Por Evandro Barreto
Cézanne, Rimbaud, Hemingway, Picasso, Fitzgerald, Sartre e tantos outros que fizeram História de 1847 para cá não iam a La Closerie des Lilas para ver gente famosa. Iam para comer e curtir o ambiente. Eles se foram, de Hemingway ficou a lembrança numa placa, e a casa continua um dos pontos mais gostosos de Paris.
No início, aquela esquina mágica, que assinala o fim do Boulevard de Montparnasse, era posto de troca de cavalos das carroças dos correios e prestigiado local de pic-nics. Antecedendo o ecumenismo das escolas da samba, suas festas botavam aristocratas, povão, senhoras desinibidas e artistas sem dinheiro para dançar no mesmo ritmo.
O nome foi inspirado pelo jardim de liláses que cercava a Closerie.
Melhor seria dizer “as Closeries” porque elas são três, cada qual com sua proposta e sua fauna.
O piano bar acolhe os descolados com um repertório que vai de Piaff a Jobim, com certa parcialidade a favor de Gershwin. Pit stop perfeito, após um dia de trabalho duro, de passeios sem pressa, de consumo encantado – ou de uma noite que você não quer que acabe. Nas mesas do terraço, nos sofás da sala interna e disputando espaço no balcão, você encontra um pouco de tudo: jovens executivos de todos os sexos acompanhando crises em seus iPads, turistas de Kansas City esperançosos de virar personagens de Woody Allen, sobreviventes emocionais de um tempo que não viveram (há coisa de poucos meses, Betty La Blonde foi gloriosamente paquerada por um poeta de sobrecasaca e chapelão, fugido de um quadro de Toulouse-Lautrec).
A brasserie é até hoje o coração da casa. Enquanto fazia hora para a revolução, era ali que Lênin se despedia do que viria a proibir: pintura abstrata, literatura de heróis solitários, irreverência intelectual, recusa ao engajamento imposto. Dizem que também foi lá que Paul Eluard começou a rabiscar o mais eloqüente poema jamais escrito em louvor à liberdade. Olho em volta e fico imaginando que vizinhos de mesa serão amanhã verbetes de enciclopédia.

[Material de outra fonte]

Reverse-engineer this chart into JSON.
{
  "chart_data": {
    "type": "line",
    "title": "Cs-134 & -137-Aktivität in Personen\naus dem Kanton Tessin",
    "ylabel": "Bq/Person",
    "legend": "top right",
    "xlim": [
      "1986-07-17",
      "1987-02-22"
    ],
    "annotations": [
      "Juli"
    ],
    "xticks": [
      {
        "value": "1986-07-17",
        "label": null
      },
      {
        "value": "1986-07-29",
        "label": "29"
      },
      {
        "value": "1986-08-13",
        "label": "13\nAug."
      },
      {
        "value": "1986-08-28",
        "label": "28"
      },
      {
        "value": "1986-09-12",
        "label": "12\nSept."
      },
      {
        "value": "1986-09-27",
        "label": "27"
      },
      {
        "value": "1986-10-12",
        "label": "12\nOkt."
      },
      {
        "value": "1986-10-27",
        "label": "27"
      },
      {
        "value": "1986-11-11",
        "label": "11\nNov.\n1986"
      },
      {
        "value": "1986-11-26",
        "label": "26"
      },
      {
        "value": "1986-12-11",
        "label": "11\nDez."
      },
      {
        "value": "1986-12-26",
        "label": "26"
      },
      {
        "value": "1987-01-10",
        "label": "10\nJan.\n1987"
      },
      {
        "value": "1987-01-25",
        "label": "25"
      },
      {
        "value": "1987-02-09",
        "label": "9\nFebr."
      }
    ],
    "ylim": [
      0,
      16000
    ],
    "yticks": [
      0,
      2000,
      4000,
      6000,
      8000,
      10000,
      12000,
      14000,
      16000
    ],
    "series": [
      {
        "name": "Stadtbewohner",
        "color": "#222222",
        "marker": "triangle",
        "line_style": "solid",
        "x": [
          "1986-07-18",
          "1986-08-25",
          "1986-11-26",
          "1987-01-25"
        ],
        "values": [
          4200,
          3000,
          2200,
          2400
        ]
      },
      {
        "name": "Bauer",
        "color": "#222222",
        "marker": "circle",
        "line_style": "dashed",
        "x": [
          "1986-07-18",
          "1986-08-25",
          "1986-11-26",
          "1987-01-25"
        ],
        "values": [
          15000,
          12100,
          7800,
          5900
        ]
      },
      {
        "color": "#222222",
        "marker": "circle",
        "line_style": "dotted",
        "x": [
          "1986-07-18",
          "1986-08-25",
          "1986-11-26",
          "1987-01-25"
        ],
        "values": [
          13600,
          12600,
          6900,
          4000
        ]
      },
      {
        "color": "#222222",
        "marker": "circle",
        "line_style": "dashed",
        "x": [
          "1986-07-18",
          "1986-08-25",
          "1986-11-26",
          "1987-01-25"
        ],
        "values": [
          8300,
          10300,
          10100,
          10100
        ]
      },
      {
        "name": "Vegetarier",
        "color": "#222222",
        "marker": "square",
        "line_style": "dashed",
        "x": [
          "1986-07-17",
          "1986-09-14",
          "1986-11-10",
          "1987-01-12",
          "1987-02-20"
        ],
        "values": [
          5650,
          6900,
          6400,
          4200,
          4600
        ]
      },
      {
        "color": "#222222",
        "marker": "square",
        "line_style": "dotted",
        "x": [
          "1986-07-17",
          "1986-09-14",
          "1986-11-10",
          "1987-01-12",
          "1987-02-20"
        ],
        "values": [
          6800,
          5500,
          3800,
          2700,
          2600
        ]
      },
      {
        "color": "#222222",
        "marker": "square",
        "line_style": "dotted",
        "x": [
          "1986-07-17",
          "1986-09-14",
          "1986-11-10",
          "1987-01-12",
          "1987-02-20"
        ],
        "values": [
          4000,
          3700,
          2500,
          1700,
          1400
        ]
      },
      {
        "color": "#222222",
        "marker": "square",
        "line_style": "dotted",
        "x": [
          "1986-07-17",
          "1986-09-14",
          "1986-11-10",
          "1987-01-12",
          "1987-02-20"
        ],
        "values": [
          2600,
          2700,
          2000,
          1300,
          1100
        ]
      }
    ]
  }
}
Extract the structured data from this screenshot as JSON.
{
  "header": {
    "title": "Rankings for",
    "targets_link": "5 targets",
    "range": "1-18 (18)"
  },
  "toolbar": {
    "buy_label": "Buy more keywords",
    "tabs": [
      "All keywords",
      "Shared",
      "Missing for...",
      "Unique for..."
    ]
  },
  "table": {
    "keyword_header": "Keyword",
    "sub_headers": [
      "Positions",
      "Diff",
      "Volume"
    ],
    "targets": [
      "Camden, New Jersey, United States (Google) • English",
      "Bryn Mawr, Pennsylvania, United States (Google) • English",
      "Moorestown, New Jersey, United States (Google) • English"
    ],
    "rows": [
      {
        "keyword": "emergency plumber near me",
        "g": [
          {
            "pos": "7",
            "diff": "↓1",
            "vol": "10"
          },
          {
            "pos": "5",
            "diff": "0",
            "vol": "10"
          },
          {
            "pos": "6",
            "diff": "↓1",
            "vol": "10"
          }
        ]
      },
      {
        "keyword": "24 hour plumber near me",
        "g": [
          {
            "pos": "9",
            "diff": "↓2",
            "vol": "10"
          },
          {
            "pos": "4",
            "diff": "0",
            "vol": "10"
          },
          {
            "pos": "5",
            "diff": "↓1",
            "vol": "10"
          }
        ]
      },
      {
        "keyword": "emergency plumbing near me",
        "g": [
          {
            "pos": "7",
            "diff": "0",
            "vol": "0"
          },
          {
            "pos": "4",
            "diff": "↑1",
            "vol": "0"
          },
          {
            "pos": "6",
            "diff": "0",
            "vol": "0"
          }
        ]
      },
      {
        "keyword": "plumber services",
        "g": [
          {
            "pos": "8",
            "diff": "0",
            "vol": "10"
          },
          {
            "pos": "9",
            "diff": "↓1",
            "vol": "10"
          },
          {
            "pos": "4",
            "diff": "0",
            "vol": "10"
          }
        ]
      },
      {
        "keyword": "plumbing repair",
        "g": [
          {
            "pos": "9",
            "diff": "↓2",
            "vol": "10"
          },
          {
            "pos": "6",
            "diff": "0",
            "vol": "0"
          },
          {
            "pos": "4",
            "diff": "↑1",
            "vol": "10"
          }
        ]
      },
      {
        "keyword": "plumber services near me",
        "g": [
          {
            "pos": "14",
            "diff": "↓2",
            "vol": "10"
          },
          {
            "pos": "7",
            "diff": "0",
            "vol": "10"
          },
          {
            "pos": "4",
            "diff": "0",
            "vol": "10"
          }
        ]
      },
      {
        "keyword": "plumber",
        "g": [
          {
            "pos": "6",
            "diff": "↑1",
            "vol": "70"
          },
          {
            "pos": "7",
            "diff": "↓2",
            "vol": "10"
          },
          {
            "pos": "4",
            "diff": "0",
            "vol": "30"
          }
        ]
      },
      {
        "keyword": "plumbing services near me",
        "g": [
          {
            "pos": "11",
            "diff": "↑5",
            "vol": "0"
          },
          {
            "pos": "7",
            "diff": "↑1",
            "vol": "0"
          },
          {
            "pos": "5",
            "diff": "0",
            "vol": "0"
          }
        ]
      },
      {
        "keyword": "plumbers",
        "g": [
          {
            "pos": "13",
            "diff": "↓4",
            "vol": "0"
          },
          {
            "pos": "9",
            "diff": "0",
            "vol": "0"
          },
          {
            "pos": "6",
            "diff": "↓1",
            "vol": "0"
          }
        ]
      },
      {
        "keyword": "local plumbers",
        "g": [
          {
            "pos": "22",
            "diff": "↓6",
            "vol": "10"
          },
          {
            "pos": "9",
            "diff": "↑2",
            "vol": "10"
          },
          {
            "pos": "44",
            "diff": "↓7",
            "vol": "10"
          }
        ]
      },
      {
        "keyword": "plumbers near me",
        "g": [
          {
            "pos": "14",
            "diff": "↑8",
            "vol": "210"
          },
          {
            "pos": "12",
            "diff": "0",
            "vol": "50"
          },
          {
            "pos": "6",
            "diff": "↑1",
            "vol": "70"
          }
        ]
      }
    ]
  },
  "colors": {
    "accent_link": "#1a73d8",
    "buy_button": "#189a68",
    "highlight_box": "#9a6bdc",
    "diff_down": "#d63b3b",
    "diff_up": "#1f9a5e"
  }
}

Alguns metros acima, um outro universo: o restaurante. O jornal sob o braço de quem sobe é quase sempre “Le Figaro” ou “The Economist”, dificilmente “Le Monde”, jamais “Le canard enchainé”. Definitivamente, não é a minha praia. A plutocracia tem poder e certas virtudes, mas não tem graça.
Como nem só de idéias a gente se alimenta, sobretudo em Paris, chega a hora de escolher os pratos. A dúvida é decidir o que mais se afina com nosso estado de espírito naquele dado momento, pois as opções são muitas – e todas convidativas. A nossa última incursão foi numa noite enluarada de outono e escolhemos o que achamos combinar melhor com as circunstâncias.
Abrimos as atividades beliscando sem pressa a terrine de foie gras. Na seqüência, La Blonde decidiu-se pela leveza de um paillard de veau, o que inspirou brevíssima nostalgia do falecido Antonio’s, que servia o melhor fettucine com paillard do Leblon, já não digo do Rio, pois havia quem preferisse a versão do Nino’s. Já o da Closerie é à prova de controvérsias. Dessa vez, quem pediu haddock fui eu e fui recompensado com sutilezas de aroma e sabor que fariam o poderoso Thor fremir de inveja. Carnes brancas de terra e mar eliminaram hesitações sobre o vinho. Um Chablis Laroche impôs-se sem alarde. Para retê-lo por mais tempo conosco, pulamos o capítulo da sobremesa. Depois que o sabor se evolou, somente café e licor. E que licor será mais coerente com a biografia da brasserie do que a poderosa variante verde do Chartreuse?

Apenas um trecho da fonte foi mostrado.